Poco después volvió a unirse a la compañía de Antonio Triana, que el doce de noviembre presentó en el Museum of Modern Art de Nueva York un programa de música y baile español. El coreógrafo sevillano ejecutó varios solos de danza y, formando pareja con Lola Montes, interpretó aires andaluces, asturianos y aragoneses. “Esta música, flamenco y música moderna derivada del mismo Falla, Infante, Granados y Albéniz, fue cantada por Anita Sevilla y tocada por el guitarrista Jerónimo Villarino”. El número estrella fue la puesta en escena de Boda gitana, de García Lorca, con la intervención de la pequeña Luisa Triana (7).

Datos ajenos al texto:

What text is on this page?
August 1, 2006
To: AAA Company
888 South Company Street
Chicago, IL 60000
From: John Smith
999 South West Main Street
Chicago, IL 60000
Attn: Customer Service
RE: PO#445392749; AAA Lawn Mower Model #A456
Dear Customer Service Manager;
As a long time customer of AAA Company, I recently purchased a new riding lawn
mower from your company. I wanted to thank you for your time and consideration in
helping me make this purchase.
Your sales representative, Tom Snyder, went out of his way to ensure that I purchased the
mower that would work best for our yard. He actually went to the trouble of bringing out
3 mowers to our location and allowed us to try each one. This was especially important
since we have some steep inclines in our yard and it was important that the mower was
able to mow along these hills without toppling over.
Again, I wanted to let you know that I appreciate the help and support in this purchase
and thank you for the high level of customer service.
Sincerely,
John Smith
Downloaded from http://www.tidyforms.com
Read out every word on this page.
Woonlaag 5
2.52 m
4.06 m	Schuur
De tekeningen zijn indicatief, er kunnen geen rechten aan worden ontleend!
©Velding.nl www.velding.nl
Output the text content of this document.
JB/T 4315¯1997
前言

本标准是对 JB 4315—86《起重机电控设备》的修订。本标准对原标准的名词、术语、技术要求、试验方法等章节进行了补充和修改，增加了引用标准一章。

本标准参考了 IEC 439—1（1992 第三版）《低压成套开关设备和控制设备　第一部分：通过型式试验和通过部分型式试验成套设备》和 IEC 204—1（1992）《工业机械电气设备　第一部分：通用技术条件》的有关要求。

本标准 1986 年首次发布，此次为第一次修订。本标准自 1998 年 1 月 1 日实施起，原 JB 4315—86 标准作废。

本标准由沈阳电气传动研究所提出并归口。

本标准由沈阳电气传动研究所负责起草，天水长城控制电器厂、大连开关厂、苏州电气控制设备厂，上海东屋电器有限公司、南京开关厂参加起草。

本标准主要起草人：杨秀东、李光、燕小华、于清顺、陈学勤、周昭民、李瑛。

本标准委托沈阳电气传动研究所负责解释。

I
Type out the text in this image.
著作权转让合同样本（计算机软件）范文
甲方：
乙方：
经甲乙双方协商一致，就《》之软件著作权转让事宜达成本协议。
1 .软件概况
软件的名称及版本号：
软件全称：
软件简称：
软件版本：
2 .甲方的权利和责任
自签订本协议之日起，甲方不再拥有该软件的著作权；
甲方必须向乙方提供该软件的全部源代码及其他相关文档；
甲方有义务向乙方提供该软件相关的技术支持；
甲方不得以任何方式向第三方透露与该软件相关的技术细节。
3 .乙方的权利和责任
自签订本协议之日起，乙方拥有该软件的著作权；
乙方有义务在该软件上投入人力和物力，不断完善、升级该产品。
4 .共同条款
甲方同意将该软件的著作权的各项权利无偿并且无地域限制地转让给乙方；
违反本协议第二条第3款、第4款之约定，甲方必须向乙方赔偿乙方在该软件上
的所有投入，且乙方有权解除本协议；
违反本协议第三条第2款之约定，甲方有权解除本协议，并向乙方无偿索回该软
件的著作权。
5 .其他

El veintiuno de diciembre tanto Anita como Antonio Triana y el resto de la compañía colaboraron en la denominada Fiesta de la Victoria, organizada por la Comisión de la Unidad Antifascista de España en la Cosmopolitan Opera House, a beneficio de la asistencia médica a la Unión Soviética y de la ayuda a los refugiados republicanos españoles. Numerosos artistas, tanto hispanos como rusos y estadounidenses, tomaron parte en el evento (8).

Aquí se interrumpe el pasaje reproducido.